IMPALA also welcomed the proposal for an increased European Union budget for culture in the next EU budget cycle and for the creation of a dedicated music strand within the proposed AgoraEU programme.

During European Diversity Month in 2026, IMPALA Launched an equity, diversity and inclusion (EDI) toolkit and survey aimed at helping music businesses benchmark performance, access training and set internal targets.

In May, IMPALA proposed an industrial policy approach to culture, including a business plan, measurable targets, coordinated strategy, and annual progress reporting.
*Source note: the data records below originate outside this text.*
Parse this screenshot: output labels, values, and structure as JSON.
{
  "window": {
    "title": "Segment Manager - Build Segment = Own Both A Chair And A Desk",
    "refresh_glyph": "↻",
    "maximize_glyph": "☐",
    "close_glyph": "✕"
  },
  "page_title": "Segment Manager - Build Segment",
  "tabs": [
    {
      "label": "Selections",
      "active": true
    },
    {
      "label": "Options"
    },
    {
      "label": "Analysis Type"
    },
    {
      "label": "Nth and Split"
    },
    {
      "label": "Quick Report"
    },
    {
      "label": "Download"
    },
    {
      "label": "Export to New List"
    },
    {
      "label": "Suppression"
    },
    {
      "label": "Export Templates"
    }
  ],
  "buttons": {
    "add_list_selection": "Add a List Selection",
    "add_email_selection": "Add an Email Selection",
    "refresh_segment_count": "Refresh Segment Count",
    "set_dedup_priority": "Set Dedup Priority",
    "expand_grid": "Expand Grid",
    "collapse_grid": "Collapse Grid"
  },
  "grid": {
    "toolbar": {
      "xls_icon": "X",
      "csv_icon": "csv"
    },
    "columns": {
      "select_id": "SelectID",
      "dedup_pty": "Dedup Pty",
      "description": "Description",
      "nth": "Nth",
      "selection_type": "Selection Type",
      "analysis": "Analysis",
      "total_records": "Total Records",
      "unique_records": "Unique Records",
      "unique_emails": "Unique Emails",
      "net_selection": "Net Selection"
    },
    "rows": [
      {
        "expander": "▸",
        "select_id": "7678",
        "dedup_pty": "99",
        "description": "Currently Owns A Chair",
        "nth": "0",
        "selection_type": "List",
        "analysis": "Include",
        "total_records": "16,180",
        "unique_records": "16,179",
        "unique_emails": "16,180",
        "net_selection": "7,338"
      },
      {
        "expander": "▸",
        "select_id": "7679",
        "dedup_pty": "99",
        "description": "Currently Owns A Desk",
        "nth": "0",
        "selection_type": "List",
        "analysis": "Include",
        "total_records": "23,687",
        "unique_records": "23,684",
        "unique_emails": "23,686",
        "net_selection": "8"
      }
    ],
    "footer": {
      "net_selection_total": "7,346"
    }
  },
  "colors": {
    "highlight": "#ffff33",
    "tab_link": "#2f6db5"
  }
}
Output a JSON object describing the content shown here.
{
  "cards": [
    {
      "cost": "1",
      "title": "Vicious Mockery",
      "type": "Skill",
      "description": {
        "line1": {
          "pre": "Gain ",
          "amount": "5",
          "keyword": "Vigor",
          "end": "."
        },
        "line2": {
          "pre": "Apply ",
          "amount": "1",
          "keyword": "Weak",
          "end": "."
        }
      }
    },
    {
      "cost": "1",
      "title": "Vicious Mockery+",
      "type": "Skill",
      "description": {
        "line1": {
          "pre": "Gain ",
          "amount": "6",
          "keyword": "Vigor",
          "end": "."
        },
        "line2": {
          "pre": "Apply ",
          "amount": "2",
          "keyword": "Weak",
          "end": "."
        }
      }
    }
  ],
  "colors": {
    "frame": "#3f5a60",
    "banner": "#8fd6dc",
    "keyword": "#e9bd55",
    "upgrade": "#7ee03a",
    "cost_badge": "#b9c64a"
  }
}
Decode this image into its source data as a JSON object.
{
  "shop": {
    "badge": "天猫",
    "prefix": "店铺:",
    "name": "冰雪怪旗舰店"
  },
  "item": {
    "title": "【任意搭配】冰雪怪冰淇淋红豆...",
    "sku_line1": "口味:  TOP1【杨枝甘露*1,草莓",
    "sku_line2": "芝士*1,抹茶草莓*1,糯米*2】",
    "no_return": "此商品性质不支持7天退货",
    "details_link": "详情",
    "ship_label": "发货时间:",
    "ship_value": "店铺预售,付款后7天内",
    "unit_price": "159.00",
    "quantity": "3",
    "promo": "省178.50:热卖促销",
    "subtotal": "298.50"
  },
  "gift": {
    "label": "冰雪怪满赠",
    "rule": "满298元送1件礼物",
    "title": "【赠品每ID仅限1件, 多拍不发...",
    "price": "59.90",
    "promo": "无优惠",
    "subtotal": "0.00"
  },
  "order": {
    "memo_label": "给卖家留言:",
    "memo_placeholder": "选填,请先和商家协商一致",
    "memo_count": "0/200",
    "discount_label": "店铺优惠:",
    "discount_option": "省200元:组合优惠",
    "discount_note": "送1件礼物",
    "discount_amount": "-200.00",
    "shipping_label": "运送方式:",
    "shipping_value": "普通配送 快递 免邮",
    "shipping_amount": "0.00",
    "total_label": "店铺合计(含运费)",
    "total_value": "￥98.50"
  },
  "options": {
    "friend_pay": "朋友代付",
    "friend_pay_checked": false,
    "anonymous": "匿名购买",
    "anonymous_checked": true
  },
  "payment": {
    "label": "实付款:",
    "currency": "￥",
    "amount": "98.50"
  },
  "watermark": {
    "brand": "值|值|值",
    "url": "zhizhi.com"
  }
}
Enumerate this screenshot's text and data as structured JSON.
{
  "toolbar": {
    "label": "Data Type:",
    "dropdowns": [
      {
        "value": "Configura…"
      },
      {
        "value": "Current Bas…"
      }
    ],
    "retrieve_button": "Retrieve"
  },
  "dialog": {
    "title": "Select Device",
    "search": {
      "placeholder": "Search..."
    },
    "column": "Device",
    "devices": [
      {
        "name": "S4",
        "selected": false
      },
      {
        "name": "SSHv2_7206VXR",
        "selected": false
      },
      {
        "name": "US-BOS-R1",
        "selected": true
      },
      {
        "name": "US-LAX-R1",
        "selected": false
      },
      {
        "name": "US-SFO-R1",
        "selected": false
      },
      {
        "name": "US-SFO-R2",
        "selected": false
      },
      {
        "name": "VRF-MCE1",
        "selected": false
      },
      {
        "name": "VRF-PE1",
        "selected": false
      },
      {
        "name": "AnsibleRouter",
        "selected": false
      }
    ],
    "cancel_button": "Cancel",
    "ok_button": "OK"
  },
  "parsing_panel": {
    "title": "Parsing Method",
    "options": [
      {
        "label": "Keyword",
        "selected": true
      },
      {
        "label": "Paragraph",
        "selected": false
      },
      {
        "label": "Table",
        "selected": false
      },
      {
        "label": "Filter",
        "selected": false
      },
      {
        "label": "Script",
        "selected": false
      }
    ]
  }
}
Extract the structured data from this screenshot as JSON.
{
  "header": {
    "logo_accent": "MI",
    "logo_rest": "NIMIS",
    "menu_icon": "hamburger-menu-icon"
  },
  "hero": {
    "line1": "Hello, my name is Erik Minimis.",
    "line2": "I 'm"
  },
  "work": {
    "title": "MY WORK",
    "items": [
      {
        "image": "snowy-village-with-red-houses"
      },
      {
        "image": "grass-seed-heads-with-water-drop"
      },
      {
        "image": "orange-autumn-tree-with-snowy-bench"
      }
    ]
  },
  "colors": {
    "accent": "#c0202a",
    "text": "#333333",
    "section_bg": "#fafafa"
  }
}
In 2025, IMPALA launched the Digital Music Plan, setting out proposals to reform the digital music market. Published as global music streaming approached one billion subscribers, the plan advocated measures to strengthen competition, transparency, fairness, and cultural diversity in the digital music ecosystem.

==Members==
As of 2025, IMPALA has nearly 6000 members, including national associations as well independent music companies as direct members. The Board is elected by its members.

=== Labels ===

- Beggars Group
- Better Noise Music
- Blue Sun
- Cosmos Music Group
- Despotz Records
- Edel AG
- Epitaph
- Everlasting Records
- GMI
- I love you Records
- !K7 Records
- Musikvertrieb
- Playground Music Scandinavia
- Pomitni
- Red Bullet Productions
- SCL / Lusitanian
- Sugar Music
- Sundance Records
- The state51 Conspiracy
- United We Fly
- Wagram Music
- Zebralution

===National associations===

- AIM (UK)
- AIM Ireland (Ireland)
- AMAEI (Portugal)
- ANPM (Poland)
- ANMIP (Bulgaria)
- BIMA (Belgium)
- BMYD (Turkey)
- DUP (Denmark)
- FELIN (France)
- FONO (Norway)
- HAIL (Hungary)
- HERMES (Greece)
- INDIECO (Finland)
- INDIERO (Romania)
- IndieSuisse (Switzerland)
- P.I.L. (Israel)
- Platforma (Czech Republic)
- PMI (Italy)
- RUNDA (Balkans)
- SPILNA (Ukraine)
- SOM (Sweden)
- STOMP (Netherlands)
- UFI (Spain)
- UPFI (France)
- VTMÖ (Austria)
- VUT (Germany)

==Awards==
IMPALA has four awards schemes: the 100 Artists to Watch Award, the Outstanding Contribution Award, the Changemaker Award and the IMPALA Sales Awards.